Il est beaucoup question de Transitions, du monde d’après… Là où l’on ne pourrait lire que la suite de notre histoire ? Quelles grandes avancées espères-tu dans les années à venir ?

La notion de monde d’après-est très vague. En ce qui concerne le virus, nous sommes d’ailleurs plutôt dans « le monde d’avec » que « d’après ». Le monde qui nous environne est notre reflet. Si nous changeons, le monde changera. C’est la première fois qu’une crise nécessite que l’intégralité des humains changent, car le statu quo de quelques-uns nuirait à tous. C’est un défi unique dans l’histoire de l’humanité et une question d’une ampleur inouïe. Ce monde « extérieur » et destructeur de vie, est en effet lié à notre nature humaine profonde, à nos habitudes, à nos addictions et conditionnements ainsi qu’aux méga structures sociales que nous avons créées (institution, oligarchie, pouvoir, argent). Penser une transition est donc extrêmement complexe, car ce point de départ ne peut pas être nié. Je suis depuis l’été dernier en train d’écrire un essai là-dessus, Révolution bleue, pour comprendre les origines de la rupture entre l’humanité et la Biosphère, et les capacités humaines que l’on pourrait activer pour changer la donne.

La bonne nouvelle, c’est qu’elles sont déjà en nous : développer le cœur et la compassion, clarifier notre mental pour se débarrasser de nos conditionnements, cultiver l’émerveillement pour développer un regard poétique sur le monde. Je crois au pouvoir de la poésie et de notre capacité à nous reconnecter à la poésie du monde. C’est une source de joie et d’amour, et donc de bonheur. On a confondu bonheur et plaisir. Le plaisir est éphémère, le bonheur est durable. On peut parvenir à rendre désirable une telle société, c’est le pari que je fais dans ce nouveau livre, mais il me reste encore de longs mois d’écriture et de réflexion. Ce travail permettra aussi de faire mieux comprendre l’importance de l’approche choisie dans OneHome.

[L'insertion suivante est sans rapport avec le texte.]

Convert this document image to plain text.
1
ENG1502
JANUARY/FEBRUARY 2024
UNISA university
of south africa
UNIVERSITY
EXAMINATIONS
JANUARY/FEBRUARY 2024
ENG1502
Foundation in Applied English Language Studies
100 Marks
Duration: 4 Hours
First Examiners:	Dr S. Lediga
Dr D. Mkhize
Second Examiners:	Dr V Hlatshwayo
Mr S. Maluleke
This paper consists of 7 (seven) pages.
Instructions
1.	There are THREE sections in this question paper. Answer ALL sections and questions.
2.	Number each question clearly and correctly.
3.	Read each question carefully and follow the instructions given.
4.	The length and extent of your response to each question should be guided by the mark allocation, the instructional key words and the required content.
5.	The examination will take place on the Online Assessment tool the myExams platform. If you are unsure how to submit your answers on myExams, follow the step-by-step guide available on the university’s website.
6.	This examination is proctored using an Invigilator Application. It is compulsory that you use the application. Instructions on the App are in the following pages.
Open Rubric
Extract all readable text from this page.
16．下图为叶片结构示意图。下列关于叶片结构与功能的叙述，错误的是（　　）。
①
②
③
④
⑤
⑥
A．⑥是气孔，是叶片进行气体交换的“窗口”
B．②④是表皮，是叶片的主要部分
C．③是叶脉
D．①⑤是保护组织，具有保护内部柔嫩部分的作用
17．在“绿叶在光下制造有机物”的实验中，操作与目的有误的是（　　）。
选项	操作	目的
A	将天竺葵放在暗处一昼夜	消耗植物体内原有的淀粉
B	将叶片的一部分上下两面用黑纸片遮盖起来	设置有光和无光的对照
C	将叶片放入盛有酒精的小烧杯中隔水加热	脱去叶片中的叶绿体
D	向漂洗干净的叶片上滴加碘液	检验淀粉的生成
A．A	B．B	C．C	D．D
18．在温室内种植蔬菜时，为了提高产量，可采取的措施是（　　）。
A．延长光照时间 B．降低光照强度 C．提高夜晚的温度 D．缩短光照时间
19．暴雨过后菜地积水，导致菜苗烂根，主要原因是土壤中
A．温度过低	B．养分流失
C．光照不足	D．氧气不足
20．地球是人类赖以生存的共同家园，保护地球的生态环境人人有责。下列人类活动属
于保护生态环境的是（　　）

Tu portes une vision très humaniste et le rêve d’une communauté unie. N’est-ce pas une utopie ? Comment pouvons-nous arriver à cette union globale au milieu du chaos ?

Le grand Théodore Monod disait « L’utopie n’est pas l’irréalisable, mais l’irréalisé ». Je m’inscris totalement dans cette vision. Évidemment que c’est utopique, mais j’essaye de comprendre les lignes de force qui structurent notre société et l’empêchent de changer, pour proposer une utopie concrète, réellement capable de faire bouger les choses. Le prix Nobel de Chimie Ilya Prigogine, grand penseur de la complexité, disait « Lorsqu’un système complexe est loin de l’équilibre, de petits îlots de cohérence dans une mer de chaos ont la capacité de déplacer l’ensemble du système vers un ordre supérieur.»

Je crois à cette approche. Si des petits groupes conscients évoluent vers un autre mode de vie, donnent envie, cela peut entraîner tout le reste de la société. Et comme une grande majorité aspire à un système, cela peut aller très vite.

OneHome est une initiative récente qui a déjà fédéré des personnalités référentes au niveau international. Quelles sont les prochaines étapes ? Comment pouvons-nous vous aider et de quelles manières contribuer ?

Nous avons déjà réuni un collectif d’artistes, de designers, de philosophes et scientifiques autour de l’initiative. Nous allons continuer dans les prochains mois à étoffer ce réseau de soutiens. Une fois que les événements reprendront (je l’espère), nous lancerons en deuxième partie d’année une plateforme inédite permettant à toutes et tous de déclarer son amour à la Terre. Ensuite, nous lancerons une autre expérience permettant de créer des îlots de cohérence dont parle Prigogine par des overview effect collectifs. Dans l’immédiat, nos besoins sont de trouver encore quelques mécènes pour boucler le financement de cette plateforme (car nous souhaitons que tout demeure gratuit) et puis ce sera des besoins de communication pour relayer le lancement et étendre le mouvement. Nous n’en sommes qu’au début.